Tönisvorst Mertenshof: Unsichere Zukunft für die "gute Stube"

Tönisvorst · Politik und Rathaus warten ab, was aus dem geschlossenen "Mertenshof" wird. Auch die Dehoga schaut aus der Ferne zu.Dabei geht es um die Frage, ob die Gastronomie erhalten bleiben soll oder dort auch Wohnungen denkbar sind.

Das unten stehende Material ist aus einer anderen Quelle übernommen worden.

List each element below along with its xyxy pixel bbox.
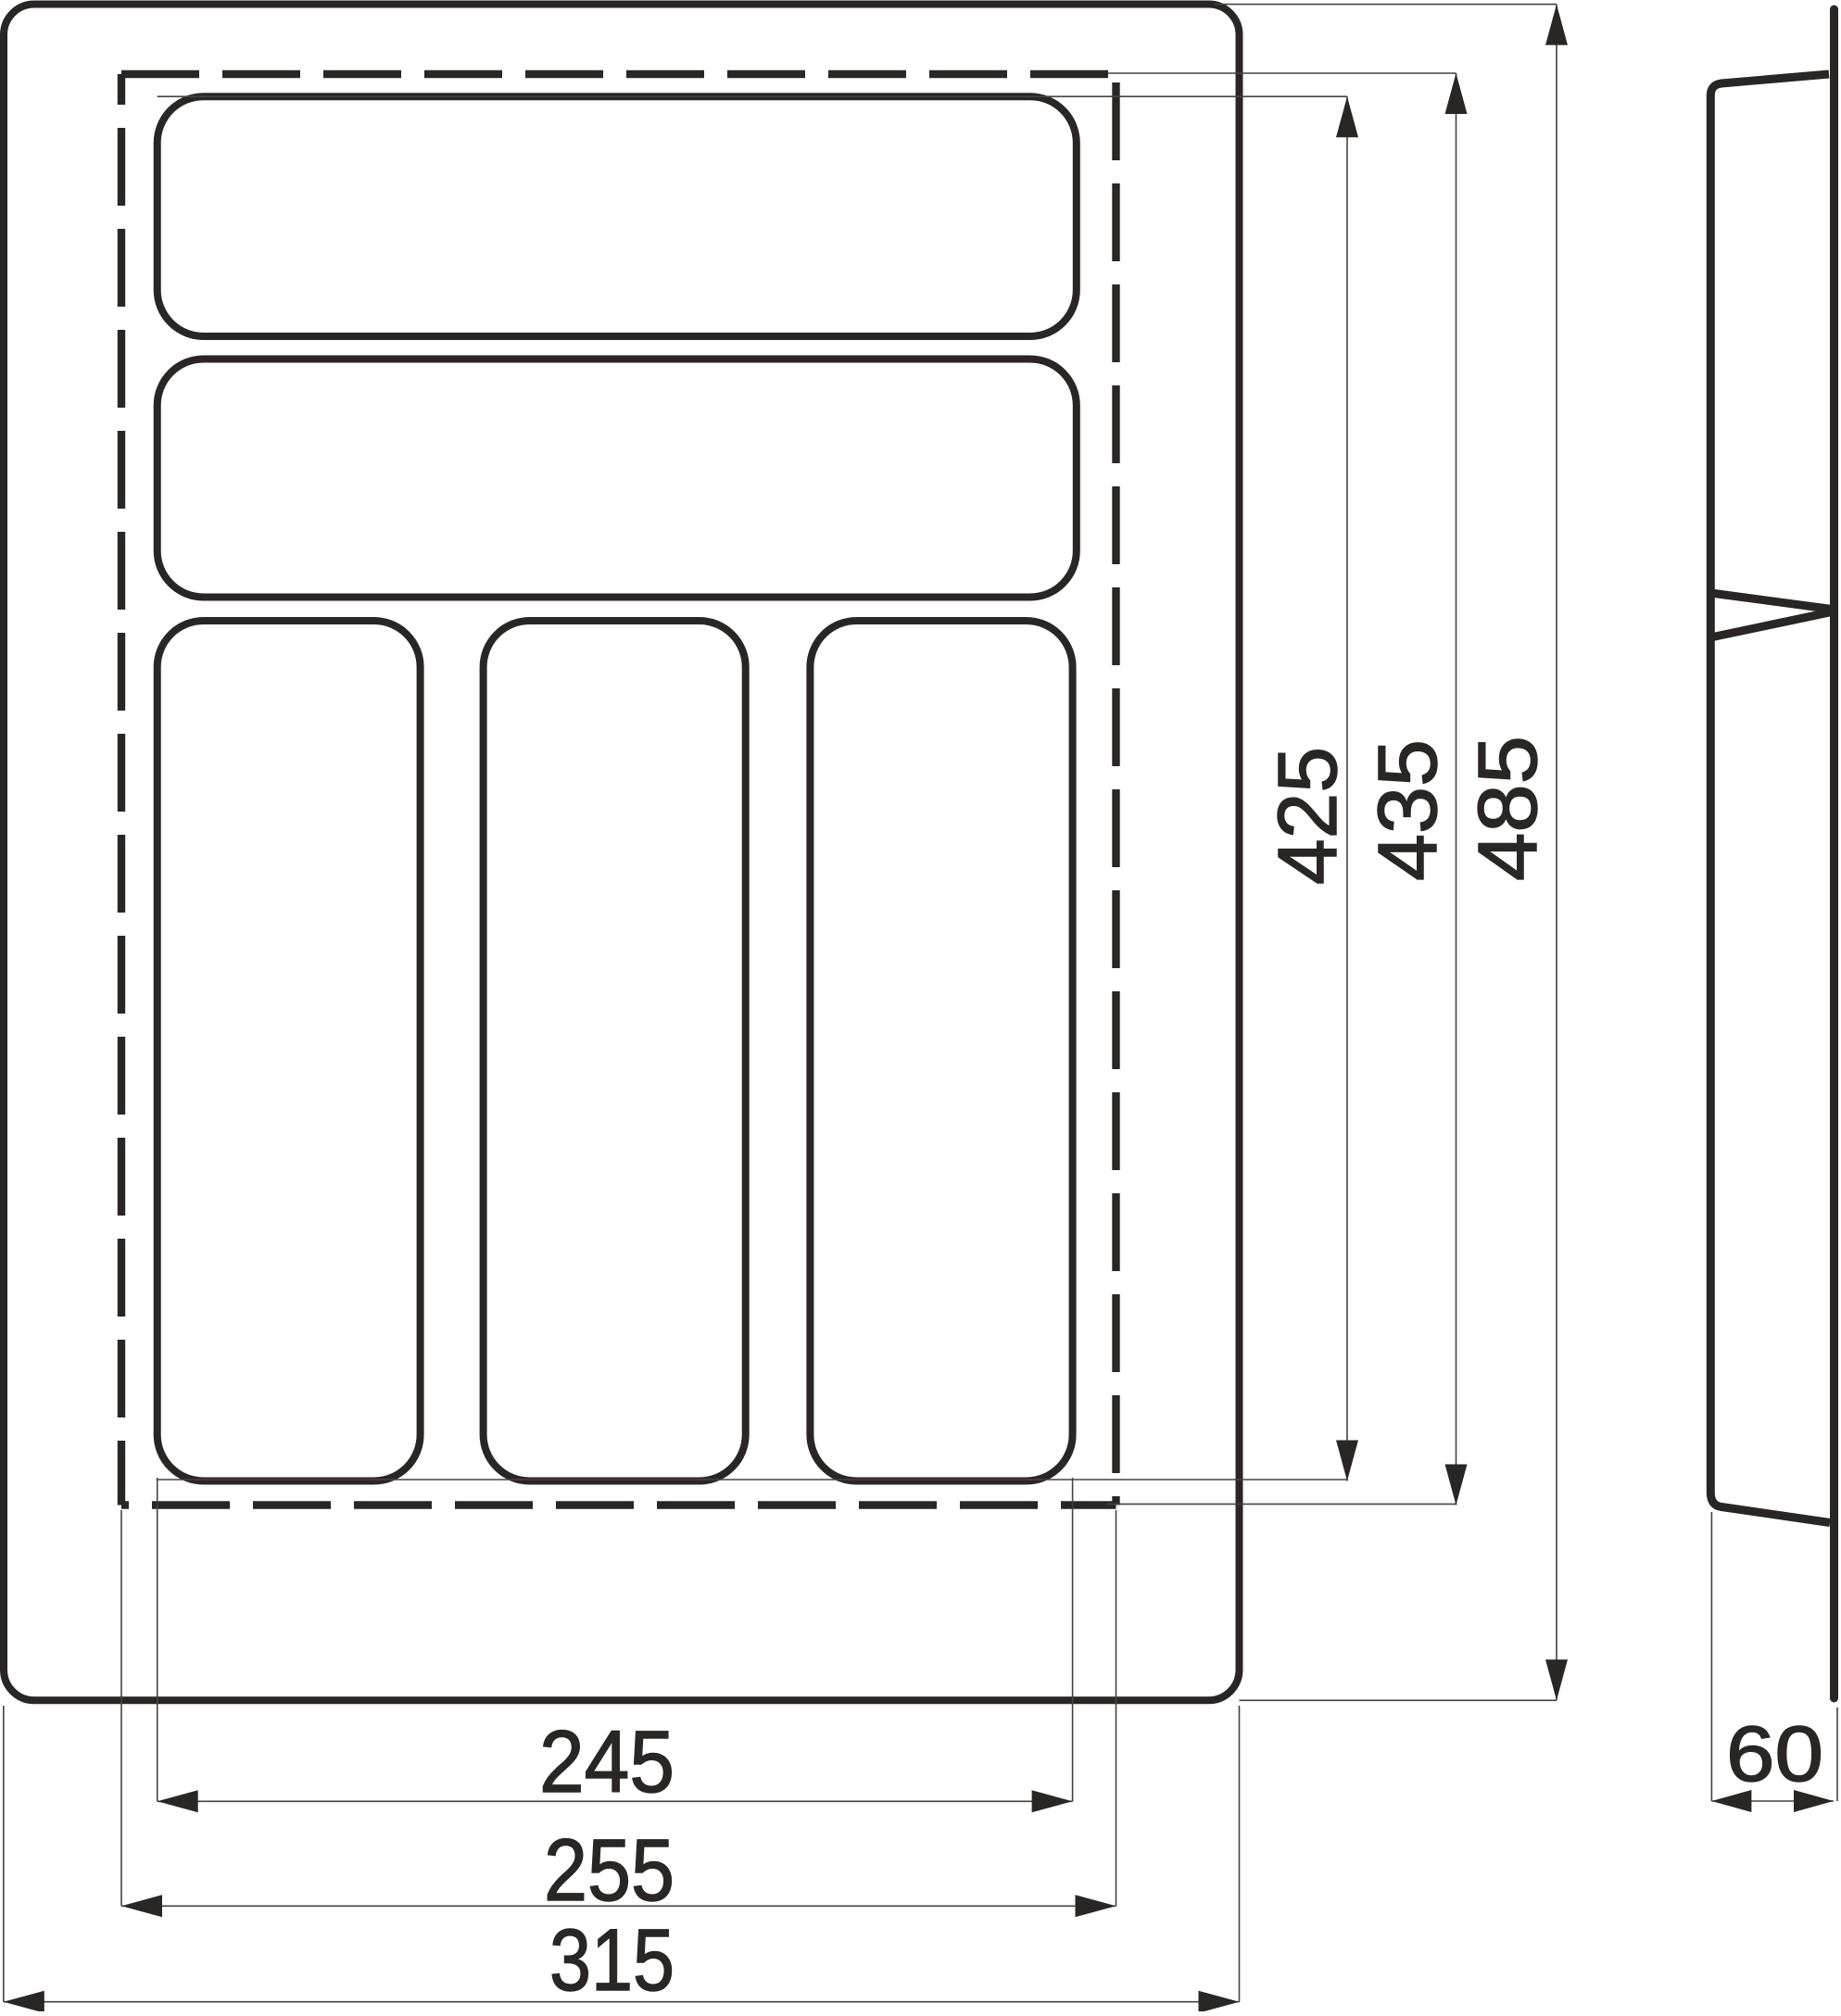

 Der Mertenshof Anfang November.

Der Mertenshof Anfang November.

Foto: Kaiser, Wolfgang (wka)

Seit 1. November sind Hotel und Restaurant Mertenshof an der Kirchstraße mitten im Zentrum von St. Tönis geschlossen. Auf der Internetseite sind nur ein Hinweis auf die Schließung des Hauses und eine Telefonnummer zu finden. Sowohl Pächterin Petra Zachau-Jansen, die einen Vertrag bis 2019 hat, noch Besitzerfamilie Heckmann aus Kempen haben sich damals erklärt. Inzwischen sind die Räume gänzlich leer geräumt.

Wirichs dementiert einen Kauf

In der Zwischenzeit hatten zwei Gastronomen aus St. Tönis Interesse am Mertenshof bekundet. Die beiden erfahrenen Unternehmer können sich gut vorstellen, Restaurant und Hotel als Pächter zu betreiben. Allerdings müsse dafür erst der Brandschutz auf dem neuesten Stand sein, hieß es. Neu war die Information im Umlauf, die Familie Wirichs habe die Immobilie gekauft oder habe Interesse, das Haus zu kaufen. Doch das Büro von Anne Wirichs-Doetsch und Sabine Wirichs gibt ein klares Dementi ab. Man habe das Haus nicht erworben.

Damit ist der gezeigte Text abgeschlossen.